Students are urged to question how language forms national identities and how cultural production — such as film, digital products, and literature — represents and, at times, questions national identity.
Too often, Arriaga says, the study of language is met with the question, “What kind of job can that get me?” He tells skeptical parents and students that this generation of undergraduates is training for jobs that may not yet exist.
“What you plan for your future is not necessarily what’s going to happen,” he says. “You need to be prepared. You need to be flexible. What we teach here in Languages, Literature and Culture is resiliency.
“The very idea of learning a language requires different skills such as memorization, communication, and the flexibility to go out of your comfort zone.

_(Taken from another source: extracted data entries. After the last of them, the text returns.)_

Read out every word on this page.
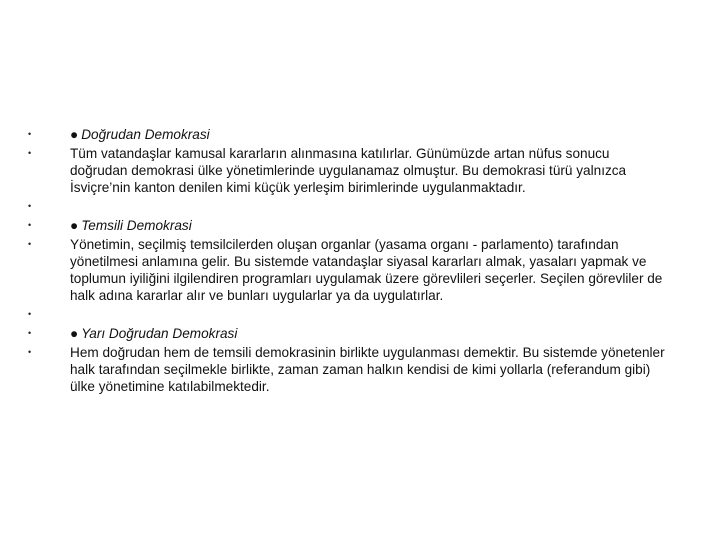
•	● Doğrudan Demokrasi
•	Tüm vatandaşlar kamusal kararların alınmasına katılırlar. Günümüzde artan nüfus sonucu doğrudan demokrasi ülke yönetimlerinde uygulanamaz olmuştur. Bu demokrasi türü yalnızca İsviçre’nin kanton denilen kimi küçük yerleşim birimlerinde uygulanmaktadır.
•
•	● Temsili Demokrasi
•	Yönetimin, seçilmiş temsilcilerden oluşan organlar (yasama organı - parlamento) tarafından yönetilmesi anlamına gelir. Bu sistemde vatandaşlar siyasal kararları almak, yasaları yapmak ve toplumun iyiliğini ilgilendiren programları uygulamak üzere görevlileri seçerler. Seçilen görevliler de halk adına kararlar alır ve bunları uygularlar ya da uygulatırlar.
•
•	● Yarı Doğrudan Demokrasi
•	Hem doğrudan hem de temsili demokrasinin birlikte uygulanması demektir. Bu sistemde yönetenler halk tarafından seçilmekle birlikte, zaman zaman halkın kendisi de kimi yollarla (referandum gibi) ülke yönetimine katılabilmektedir.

Those are skills valued by employers around the world.”
Arriaga’s goal is to engage other Clark disciplines in the study of language and culture. He notes, for instance, that coding and developing video games, as the students in Clark’s Becker School of Design & Technology do each day, is the equivalent of learning a new language.
Arriaga came to Clark after serving as a professor and chair of the Department of Global Languages and Cross-Cultural Studies at the University of Indianapolis. He has a master’s in Hispanic American Literature from the Caro y Cuervo Institute in Colombia and a doctorate in Hispanic studies and migration studies from the University of Western Ontario.
Arriaga has succeeded Valentine as chair of Language, Literature and Culture. He is steering the department through a difficult time as staff, faculty, and students continue to grieve the death last August of Professor Robert Deam Tobin, the Henry J Leir Chair in Language, Literature, and Culture.
His research intersects in the fields of critical race studies, Afro-Latinx and Afro-Latin American studies, digital studies, and digital humanities.
Arriaga is currently working on a book project that investigates data colonialism and its effects on Afro-Brazilian communities. He is examining a network of groups that is challenging the way governments and companies manage data to misrepresent historically marginalized people. The network is learning to interpret, analyze, and visualize data to give a voice back to these underrepresented groups.
“The studied groups would like to use that power to give a message to the world,” Arriaga says. “They exist. They are human beings. They are important.”